A new strategy for lung cancer screening recruitment and smoking cessation: the Opt-out strategy
More importantly, Europe does need a new approach to smoking cessation, as US and Canada already developed in recent years. In the US, the Joint Commission’s new Tobacco Use Performance Measure Set took effect in 2012. These hospital quality measures require hospitals to offer tobacco-cessation counseling and pharmacotherapy to all hospitalized smokers, to follow-up smokers within one month after hospital discharge, and to provide or refer smokers to treatment resources after discharge (19). In Canada a similar approach was developed since 2010 with the Ottawa Model for Smoking Cessation (20). These strategies are required in order to offer smoking cessation resources and referral systems within lung cancer screening programmes. Similar approaches are not yet developed in Europe (13). In fact, recently, the UK Royal College of Physicians recognized that ascertainment and treatment of smokers using National Health System (NHS) services in UK use an opt-in design, and is not well embedded in patient pathways or disease treatment guidelines (21). A rational approach in Europe could be to adopt an op-out strategy for smoking cessation in primary care and in health services in order to ensure that ascertainment and treatment of smokers becomes a core NHS activity. In Europe, training in smoking cessation interventions for healthcare professionals is inadequate (21). Smoking is most commonly taught as part of a more general topic such as health promotion. Training tools, such as those provided by the Canadian Ottawa Model for Smoking Cessation (20,22), or by the UK National Centre for Smoking Cessation and Training (http://elearning.ncsct.co.uk/vba-stage_1), are not available for most European health professionals. Thus, in Europe training in smoking cessation interventions has to be introduced into all undergraduate and postgraduate healthcare professional curricula to ensure that all new health professionals are appropriately trained.

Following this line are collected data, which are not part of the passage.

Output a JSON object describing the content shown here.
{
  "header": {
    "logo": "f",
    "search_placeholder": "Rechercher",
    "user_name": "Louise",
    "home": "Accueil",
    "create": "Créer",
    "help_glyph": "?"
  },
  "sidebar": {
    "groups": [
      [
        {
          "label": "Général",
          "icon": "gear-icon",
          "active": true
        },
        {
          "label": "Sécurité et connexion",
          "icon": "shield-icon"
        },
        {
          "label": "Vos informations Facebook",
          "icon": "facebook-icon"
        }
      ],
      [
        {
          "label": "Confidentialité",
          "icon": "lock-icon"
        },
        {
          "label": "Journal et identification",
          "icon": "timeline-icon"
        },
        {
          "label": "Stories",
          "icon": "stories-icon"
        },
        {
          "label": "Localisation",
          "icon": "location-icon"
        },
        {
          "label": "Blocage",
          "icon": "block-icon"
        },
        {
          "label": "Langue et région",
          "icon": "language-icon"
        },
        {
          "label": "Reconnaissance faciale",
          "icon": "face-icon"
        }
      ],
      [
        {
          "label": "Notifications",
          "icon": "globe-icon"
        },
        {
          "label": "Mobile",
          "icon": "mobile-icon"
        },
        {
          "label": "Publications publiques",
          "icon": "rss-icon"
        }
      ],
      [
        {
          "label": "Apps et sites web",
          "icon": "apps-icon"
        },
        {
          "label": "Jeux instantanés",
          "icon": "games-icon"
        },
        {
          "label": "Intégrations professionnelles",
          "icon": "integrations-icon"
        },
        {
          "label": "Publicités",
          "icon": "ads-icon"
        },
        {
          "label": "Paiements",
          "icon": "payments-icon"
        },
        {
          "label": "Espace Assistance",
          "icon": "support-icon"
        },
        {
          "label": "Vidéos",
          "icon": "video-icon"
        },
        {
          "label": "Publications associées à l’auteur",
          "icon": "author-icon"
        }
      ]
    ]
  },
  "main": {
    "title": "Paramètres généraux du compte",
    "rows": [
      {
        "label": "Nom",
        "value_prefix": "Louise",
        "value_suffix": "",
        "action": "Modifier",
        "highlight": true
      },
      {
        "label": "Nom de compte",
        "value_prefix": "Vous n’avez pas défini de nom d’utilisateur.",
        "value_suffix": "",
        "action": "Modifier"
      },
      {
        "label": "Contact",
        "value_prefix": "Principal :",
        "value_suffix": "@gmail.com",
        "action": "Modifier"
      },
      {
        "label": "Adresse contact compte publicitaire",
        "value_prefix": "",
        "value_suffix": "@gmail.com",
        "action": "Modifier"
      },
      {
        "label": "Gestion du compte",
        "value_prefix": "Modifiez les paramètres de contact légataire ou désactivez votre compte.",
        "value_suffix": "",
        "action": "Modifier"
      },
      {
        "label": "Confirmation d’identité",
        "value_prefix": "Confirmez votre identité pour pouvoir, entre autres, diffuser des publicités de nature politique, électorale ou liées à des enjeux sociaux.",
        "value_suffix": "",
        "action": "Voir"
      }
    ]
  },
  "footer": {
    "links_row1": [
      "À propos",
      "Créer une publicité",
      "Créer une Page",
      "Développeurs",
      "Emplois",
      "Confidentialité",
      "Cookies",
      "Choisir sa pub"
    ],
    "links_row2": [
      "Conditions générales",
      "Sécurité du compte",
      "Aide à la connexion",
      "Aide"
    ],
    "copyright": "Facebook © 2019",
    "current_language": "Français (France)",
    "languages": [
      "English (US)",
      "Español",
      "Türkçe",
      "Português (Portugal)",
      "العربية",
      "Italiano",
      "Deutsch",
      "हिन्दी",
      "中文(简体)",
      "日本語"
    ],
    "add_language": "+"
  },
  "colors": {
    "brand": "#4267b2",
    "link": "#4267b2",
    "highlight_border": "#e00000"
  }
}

The introduction of smoking cessation training for health professionals and of an op-out strategy in smoking cessation should improve data collection needed for recruitment of patients in lung cancer screening programmes (smoking history, years since quitting), and could allow to have already available smoking cessation interventions to be embedded within lung cancer screening programmes.
In conclusion, while in Europe smoking cessation interventions are not yet well developed within health services, and lung cancer screening programmes have not yet started, in US, where a systematic approach to smoking cessation is being developed, the implementation of lung cancer screening is slow and showed problems linked above all to the management and cost of follow-up procedures. More importantly, for both Europe and US, there are not yet definite results on cost-effectiveness studies. Given that data from US showed that implementing a lung cancer screening programme is a challenging endeavour even when smoking cessation resources are available, it is important for European countries to await for new cost-effectiveness evaluations conducted in Europe to confirm the cost-effectiveness of such a complex intervention, and, in the meantime, to develop smoking cessation referral systems within health services in order to adequately support smoking cessation.
Conflicts of Interest: The authors have no conflicts of interest to declare.